Chris Rittson-Thomas
- Full name: George Christopher Rittson-Thomas
- Date of birth: 18 December 1926
- Place of birth: Cardiff, Wales
- Date of death: 21 January 2014 (aged 87)
- Place of death: Sandford St Martin, Oxfordshire, England
- School: Dragon School Sherborne School
- University: University of Oxford
- Notable relative(s): Philip Fleming (father-in-law)

Rugby union career
- Position(s): Wing-forward

International career
- Years: Team / Apps / (Points)
- 1951: England / 3 / (3)

= Chris Rittson-Thomas =

English rugby union player

George Christopher Rittson-Thomas (18 December 1926 – 21 January 2014) was an English rugby union player active in the 1940s and 1950s.

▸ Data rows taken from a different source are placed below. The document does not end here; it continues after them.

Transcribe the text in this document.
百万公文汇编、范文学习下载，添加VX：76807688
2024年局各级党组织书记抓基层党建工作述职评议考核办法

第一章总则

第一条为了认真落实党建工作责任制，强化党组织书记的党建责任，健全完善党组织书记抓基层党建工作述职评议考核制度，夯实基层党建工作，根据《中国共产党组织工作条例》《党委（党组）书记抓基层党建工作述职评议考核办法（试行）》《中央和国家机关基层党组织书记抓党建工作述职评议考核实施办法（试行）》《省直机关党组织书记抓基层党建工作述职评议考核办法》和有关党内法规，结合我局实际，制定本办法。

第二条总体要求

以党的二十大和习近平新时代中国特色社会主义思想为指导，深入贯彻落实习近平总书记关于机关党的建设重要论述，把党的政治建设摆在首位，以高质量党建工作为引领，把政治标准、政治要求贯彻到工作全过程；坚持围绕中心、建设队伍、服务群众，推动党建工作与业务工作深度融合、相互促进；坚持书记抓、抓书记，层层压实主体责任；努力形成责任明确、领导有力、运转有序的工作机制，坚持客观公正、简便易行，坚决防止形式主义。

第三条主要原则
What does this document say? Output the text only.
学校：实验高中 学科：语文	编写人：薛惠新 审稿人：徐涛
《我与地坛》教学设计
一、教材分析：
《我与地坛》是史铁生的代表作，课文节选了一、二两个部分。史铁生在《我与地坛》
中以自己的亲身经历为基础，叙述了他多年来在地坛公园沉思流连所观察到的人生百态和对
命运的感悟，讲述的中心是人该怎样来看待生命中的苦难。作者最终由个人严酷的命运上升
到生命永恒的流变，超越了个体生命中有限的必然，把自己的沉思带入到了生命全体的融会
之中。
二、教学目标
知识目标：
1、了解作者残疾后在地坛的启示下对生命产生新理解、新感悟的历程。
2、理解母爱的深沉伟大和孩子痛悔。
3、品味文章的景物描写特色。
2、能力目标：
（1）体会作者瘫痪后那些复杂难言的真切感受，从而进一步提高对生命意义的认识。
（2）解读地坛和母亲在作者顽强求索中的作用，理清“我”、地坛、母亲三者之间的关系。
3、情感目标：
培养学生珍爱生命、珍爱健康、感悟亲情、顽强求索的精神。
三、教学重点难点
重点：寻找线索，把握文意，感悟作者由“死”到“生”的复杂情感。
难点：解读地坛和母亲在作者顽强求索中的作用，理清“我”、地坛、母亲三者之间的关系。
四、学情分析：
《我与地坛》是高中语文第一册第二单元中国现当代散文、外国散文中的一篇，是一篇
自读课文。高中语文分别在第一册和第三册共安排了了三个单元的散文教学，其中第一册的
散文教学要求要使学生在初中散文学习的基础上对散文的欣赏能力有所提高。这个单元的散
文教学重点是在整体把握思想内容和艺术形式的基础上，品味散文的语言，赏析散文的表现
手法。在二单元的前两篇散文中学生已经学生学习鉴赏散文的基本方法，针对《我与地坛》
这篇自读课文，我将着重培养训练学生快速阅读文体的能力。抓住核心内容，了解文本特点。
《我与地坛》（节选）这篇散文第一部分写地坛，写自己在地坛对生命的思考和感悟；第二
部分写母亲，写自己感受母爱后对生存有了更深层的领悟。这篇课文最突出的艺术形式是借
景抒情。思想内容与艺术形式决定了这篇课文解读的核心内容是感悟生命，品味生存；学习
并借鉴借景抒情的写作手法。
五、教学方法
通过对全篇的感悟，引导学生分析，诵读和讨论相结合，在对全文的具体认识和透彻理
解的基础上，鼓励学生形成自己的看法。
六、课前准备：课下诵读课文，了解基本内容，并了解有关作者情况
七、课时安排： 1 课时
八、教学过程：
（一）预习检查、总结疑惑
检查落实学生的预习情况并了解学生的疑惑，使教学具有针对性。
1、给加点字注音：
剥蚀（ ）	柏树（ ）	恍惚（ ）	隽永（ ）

Rittson-Thomas was born in Cardiff, Wales. He received his education at Dragon School, Sherborne School and the University of Oxford, where he gained two rugby blues. Due to his Welsh birth, Rittson-Thomas was eligible to represent Wales, while as an English domiciled player could also compete for England.

A wing-forward, Rittson-Thomas won three England caps during the 1951 Five Nations, playing in losses to Wales, Ireland and France, the last of which caused in part by an injury he suffered that left England a man short.

Rittson-Thomas was married in 1951 to Silvia Catriona Fleming, daughter of Olympic rower Philip Fleming.